La Série Economie.A qui profite le terrorisme ?

crédit photo : Fred Dufour / AFP

“A qui profite le terrorisme ?” Nous avons voulu ce titre provocateur. Non pas pour “exorciser” la peur ou pour porter un jugement moral ou politique. Non, nous nous sommes focalisés sur l’aspect économique des derniers ­attentats. Hormis le dédommagement des victimes et le coût pour l’Etat de la menace terroriste, ­certaines entreprises privées connaissent un gain de croissance surprenant.

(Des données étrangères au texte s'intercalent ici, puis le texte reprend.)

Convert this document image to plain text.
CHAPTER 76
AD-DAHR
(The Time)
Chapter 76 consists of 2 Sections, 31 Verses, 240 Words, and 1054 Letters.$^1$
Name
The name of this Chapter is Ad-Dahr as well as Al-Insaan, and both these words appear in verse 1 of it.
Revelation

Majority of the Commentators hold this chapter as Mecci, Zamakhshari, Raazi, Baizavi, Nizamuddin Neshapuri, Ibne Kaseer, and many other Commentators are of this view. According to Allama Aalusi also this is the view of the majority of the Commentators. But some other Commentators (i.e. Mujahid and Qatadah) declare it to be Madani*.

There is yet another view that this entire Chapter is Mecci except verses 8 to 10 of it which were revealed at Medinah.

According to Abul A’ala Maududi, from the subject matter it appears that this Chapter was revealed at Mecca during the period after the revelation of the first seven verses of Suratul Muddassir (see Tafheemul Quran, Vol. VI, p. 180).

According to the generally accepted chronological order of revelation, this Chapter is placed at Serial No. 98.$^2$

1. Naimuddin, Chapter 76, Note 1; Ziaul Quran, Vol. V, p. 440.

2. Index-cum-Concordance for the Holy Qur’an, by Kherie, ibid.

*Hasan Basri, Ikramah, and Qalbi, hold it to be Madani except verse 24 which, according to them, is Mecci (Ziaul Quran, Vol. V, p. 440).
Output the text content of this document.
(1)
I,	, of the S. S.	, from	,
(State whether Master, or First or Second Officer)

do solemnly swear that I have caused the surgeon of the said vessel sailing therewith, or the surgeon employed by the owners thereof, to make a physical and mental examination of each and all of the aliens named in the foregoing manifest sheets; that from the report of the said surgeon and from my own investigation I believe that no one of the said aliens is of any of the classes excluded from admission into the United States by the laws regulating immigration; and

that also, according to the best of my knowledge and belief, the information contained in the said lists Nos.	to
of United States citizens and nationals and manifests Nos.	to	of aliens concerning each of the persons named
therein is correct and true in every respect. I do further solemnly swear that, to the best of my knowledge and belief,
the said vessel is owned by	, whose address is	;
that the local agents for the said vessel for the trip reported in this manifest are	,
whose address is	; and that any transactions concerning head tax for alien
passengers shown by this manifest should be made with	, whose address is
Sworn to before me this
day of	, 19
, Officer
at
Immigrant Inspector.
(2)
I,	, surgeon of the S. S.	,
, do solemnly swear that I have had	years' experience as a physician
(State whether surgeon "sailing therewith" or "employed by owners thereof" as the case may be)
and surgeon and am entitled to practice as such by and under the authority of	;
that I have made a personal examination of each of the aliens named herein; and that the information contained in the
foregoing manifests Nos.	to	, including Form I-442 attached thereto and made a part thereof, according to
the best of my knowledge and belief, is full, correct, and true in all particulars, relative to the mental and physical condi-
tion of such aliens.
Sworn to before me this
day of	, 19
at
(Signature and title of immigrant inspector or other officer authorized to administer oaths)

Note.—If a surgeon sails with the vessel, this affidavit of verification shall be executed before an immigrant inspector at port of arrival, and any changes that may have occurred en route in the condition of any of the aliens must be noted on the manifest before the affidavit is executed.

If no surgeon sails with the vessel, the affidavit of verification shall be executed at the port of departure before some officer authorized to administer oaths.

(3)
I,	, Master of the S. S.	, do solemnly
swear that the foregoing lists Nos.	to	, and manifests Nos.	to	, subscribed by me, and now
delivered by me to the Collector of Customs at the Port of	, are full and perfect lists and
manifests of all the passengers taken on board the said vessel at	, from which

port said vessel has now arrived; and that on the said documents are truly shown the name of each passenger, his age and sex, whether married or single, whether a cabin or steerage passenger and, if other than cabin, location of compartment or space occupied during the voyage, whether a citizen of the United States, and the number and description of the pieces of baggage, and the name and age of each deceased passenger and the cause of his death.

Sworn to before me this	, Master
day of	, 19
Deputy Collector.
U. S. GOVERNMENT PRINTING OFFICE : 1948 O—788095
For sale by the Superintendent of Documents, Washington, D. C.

Nous avons besoin de sécurité et nous sommes quasiment prêts à tout pour retrouver notre sérénité passée, comme l’illustre le futur mur anti-balles autour de la tour Eiffel d’un coût de 30 millions d’euros. Des caméras de surveillance aux armes en passant par les barrières de sécurité, tout est fait pour notre quiétude. Les plus visibles, bien sûr, sont les sociétés de sécurité qui ont connu une hausse de 3,5 % de demande d’agents privés.

 

Tous les secteurs profitent de l’aubaine

Autre secteur qui progresse : les écoles de tirs qui ont vu leur nombre d’adhérents passer de 140 000 à 200 000 entre 2011 et 2016. Certains proposent même des stages façon guérilla en Pologne, contre 300 euros, pour ­apprendre à tirer avec des gros calibres. Pas sûr que ce soit efficace quand on sait que les dégâts peuvent être encore plus importants en cas d’intervention armée mal maîtrisée. L’auto-défense est aussi à l’honneur, avec des clubs de sport qui font le plein pour les cours d’arts martiaux (boxe thaï, ju-jitsu, krav-maga) dans lequel il est étonnant de trouver une proportion importante de femmes.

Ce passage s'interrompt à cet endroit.